But one, a lone one, midst the throng,
Seem'd reckless all of dance or song:
He was a youth of dusky mien,
Whereon the Indian sun had been,
Of crested brow, and long black hair–
A stranger, like the Palm-tree, there.

And slowly, sadly, mov'd his plumes,
Glittering athwart the leafy glooms:
He pass'd the pale green olives by,
Nor won the chestnut flowers his eye;
But when to that sole Palm he came,
Then shot a rapture through his frame!

To him, to him its rustling spoke,
The silence of his soul it broke!
It whisper'd of his own bright isle,
That lit the ocean with a smile;
Aye, to his ear that native tone
Had something of the sea-wave's moan!

His mother's cabin home, that lay
Where feathery cocoas fring'd the bay;
The dashing of his brethren's oar,
The conch-note heard along the shore;–
All thro' his wakening bosom swept:
He clasp'd his country's Tree and wept!

Oh! scorn him not!–the strength, whereby
The patriot girds himself to die,
Th' unconquerable power, which fills
The freeman battling on his hills,–
These have one fountain deep and clear–
The same whence gush'd that child-like tear!


[Page 274]

* This incident is, I think, recorded by De Lille, in his poem of "Les Jardins."


THE CHILD'S LAST SLEEP.

SUGGESTED BY A MONUMENT OF CHANTREY'S.


THOU sleepest–but when wilt thou wake, fair child?–
When the fawn awakes in the forest wild?
When the lark's wing mounts with the breeze of morn?
When the first rich breath of the rose is born?–
Lovely thou sleepest, yet something lies
Too deep and still on thy soft-seal'd eyes,
Mournful, tho' sweet, is thy rest to see–
When will the hour of thy rising be?

Not when the fawn wakes, not when the lark
On the crimson cloud of the morn floats dark–

Grief with vain passionate tears hath wet
The hair, shedding gleams from thy pale brow yet;
Love with sad kisses, unfelt, hath press'd
Thy meek dropt eyelids and quiet breast;
And the glad spring, calling out bird and bee,
Shall colour all blossoms, fair child! but thee.
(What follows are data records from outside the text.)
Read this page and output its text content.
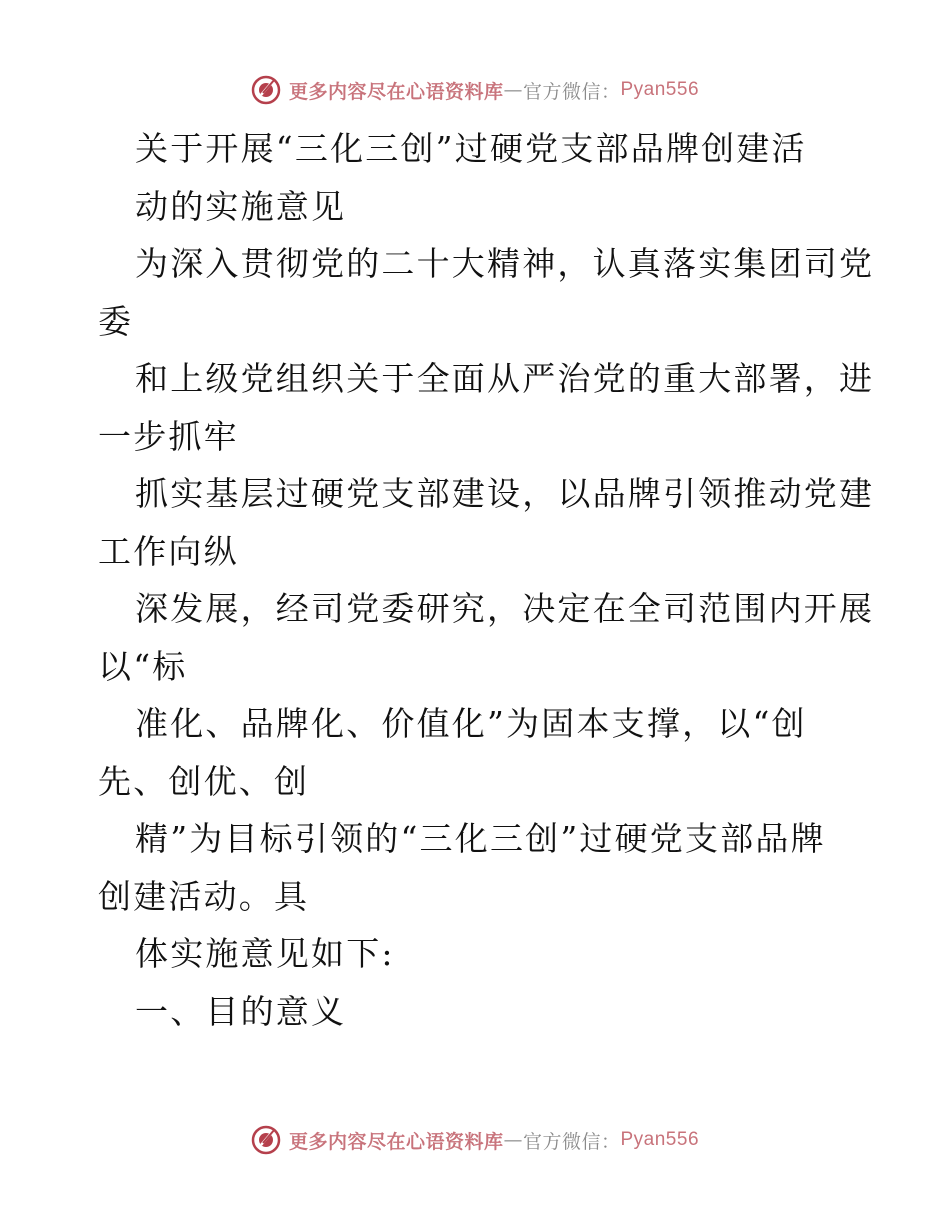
更多内容尽在心语资料库 — 官方微信： Pyan556
关于开展“三化三创”过硬党支部品牌创建活
动的实施意见
为深入贯彻党的二十大精神，认真落实集团司党
委
和上级党组织关于全面从严治党的重大部署，进
一步抓牢
抓实基层过硬党支部建设，以品牌引领推动党建
工作向纵
深发展，经司党委研究，决定在全司范围内开展
以“标
准化、品牌化、价值化”为固本支撑，以“创
先、创优、创
精”为目标引领的“三化三创”过硬党支部品牌
创建活动。具
体实施意见如下:
一、目的意义
更多内容尽在心语资料库 — 官方微信： Pyan556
Thou'rt gone from us, bright one!–that thou shouldst die,
And life be left to the butterfly!*
Thou'rt gone, as a dew-drop is swept from the bough–
Oh! for the world where thy home is now!
How may we love but in doubt and fear,
How may we anchor our fond hearts here;
How should e'en joy but a trembler be,
Beautiful dust! when we look on thee?


[Page 279]

* A butterfly, as if resting on a flower, is sculptured on the monument.


THE SUNBEAM.


THOU art no lingerer in monarch's hall,
A joy thou art, and a wealth to all!
A bearer of hope unto land and sea:–
Sunbeam! what gift hath the world like thee?

Thou art walking the billows, and ocean smiles;
Thou hast touch'd with glory his thousand isles;
Thou hast lit up the ships, and the feathery foam,
And gladden'd the sailor, like words from home.
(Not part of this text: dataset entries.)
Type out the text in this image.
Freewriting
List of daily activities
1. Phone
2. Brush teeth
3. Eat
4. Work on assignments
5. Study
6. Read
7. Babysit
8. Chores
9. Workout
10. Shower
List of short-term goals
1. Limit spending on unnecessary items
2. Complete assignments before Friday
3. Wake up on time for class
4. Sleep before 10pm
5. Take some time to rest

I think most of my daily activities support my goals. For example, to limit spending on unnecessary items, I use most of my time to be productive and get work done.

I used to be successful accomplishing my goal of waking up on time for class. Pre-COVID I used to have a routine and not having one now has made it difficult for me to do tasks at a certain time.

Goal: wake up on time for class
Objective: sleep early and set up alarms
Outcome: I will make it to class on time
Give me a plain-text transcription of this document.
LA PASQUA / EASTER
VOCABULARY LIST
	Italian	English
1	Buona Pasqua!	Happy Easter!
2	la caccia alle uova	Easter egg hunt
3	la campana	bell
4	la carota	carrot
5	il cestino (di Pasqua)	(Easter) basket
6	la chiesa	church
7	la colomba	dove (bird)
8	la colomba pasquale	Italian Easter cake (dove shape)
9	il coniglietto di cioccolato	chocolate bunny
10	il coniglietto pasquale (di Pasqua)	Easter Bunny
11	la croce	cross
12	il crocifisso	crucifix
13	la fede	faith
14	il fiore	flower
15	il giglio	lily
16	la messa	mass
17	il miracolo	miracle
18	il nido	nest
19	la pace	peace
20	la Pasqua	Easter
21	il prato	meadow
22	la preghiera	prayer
To the solemn depths of the forest shades,
Thou art streaming on thro' their green arcades,
And the quivering leaves that have caught thy glow,
Like fire-flies glance to the pools below.

I look'd on the mountains,–a vapour lay
Folding their heights in its dark array:
Thou brakest forth,–and the mist became
A crown and a mantle of living flame.

I look'd on the peasant's lowly cot,–
Something of sadness had wrapt the spot;–
But a gleam of thee on its lattice fell,
And it laugh'd into beauty at that bright spell.
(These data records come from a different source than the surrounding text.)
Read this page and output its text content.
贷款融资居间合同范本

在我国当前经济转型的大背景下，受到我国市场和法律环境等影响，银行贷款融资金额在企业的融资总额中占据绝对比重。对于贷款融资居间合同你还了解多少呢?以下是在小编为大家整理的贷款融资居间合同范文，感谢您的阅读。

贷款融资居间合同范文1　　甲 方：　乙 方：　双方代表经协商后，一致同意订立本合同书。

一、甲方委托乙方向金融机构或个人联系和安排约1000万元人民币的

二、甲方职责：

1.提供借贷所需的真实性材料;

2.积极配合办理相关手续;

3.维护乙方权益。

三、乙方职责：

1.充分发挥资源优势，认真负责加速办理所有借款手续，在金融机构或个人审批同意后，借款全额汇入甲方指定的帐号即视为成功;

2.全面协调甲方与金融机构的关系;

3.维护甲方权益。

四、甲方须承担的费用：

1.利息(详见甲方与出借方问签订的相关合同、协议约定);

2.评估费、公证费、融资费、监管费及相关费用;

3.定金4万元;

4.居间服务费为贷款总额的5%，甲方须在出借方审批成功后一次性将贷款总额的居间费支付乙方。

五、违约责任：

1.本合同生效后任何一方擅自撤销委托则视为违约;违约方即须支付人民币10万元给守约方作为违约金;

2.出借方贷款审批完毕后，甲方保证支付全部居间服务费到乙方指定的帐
To the earth's wild places a guest thou art,
Flushing the waste like the rose's heart;
And thou scornest not from thy pomp to shed
A tender smile on the ruin's head.

Thou tak'st thro' the dim church-aisle thy way,
And its pillars from twilight flash forth to day,
And its high, pale tombs, with their trophies old,
Are bath'd in a flood as of molten gold.

And thou turnest not from the humblest grave,
Where a flower to the sighing winds may wave;
Thou scatterest its gloom like the dreams of rest,
Thou sleepest in love on its grassy breast.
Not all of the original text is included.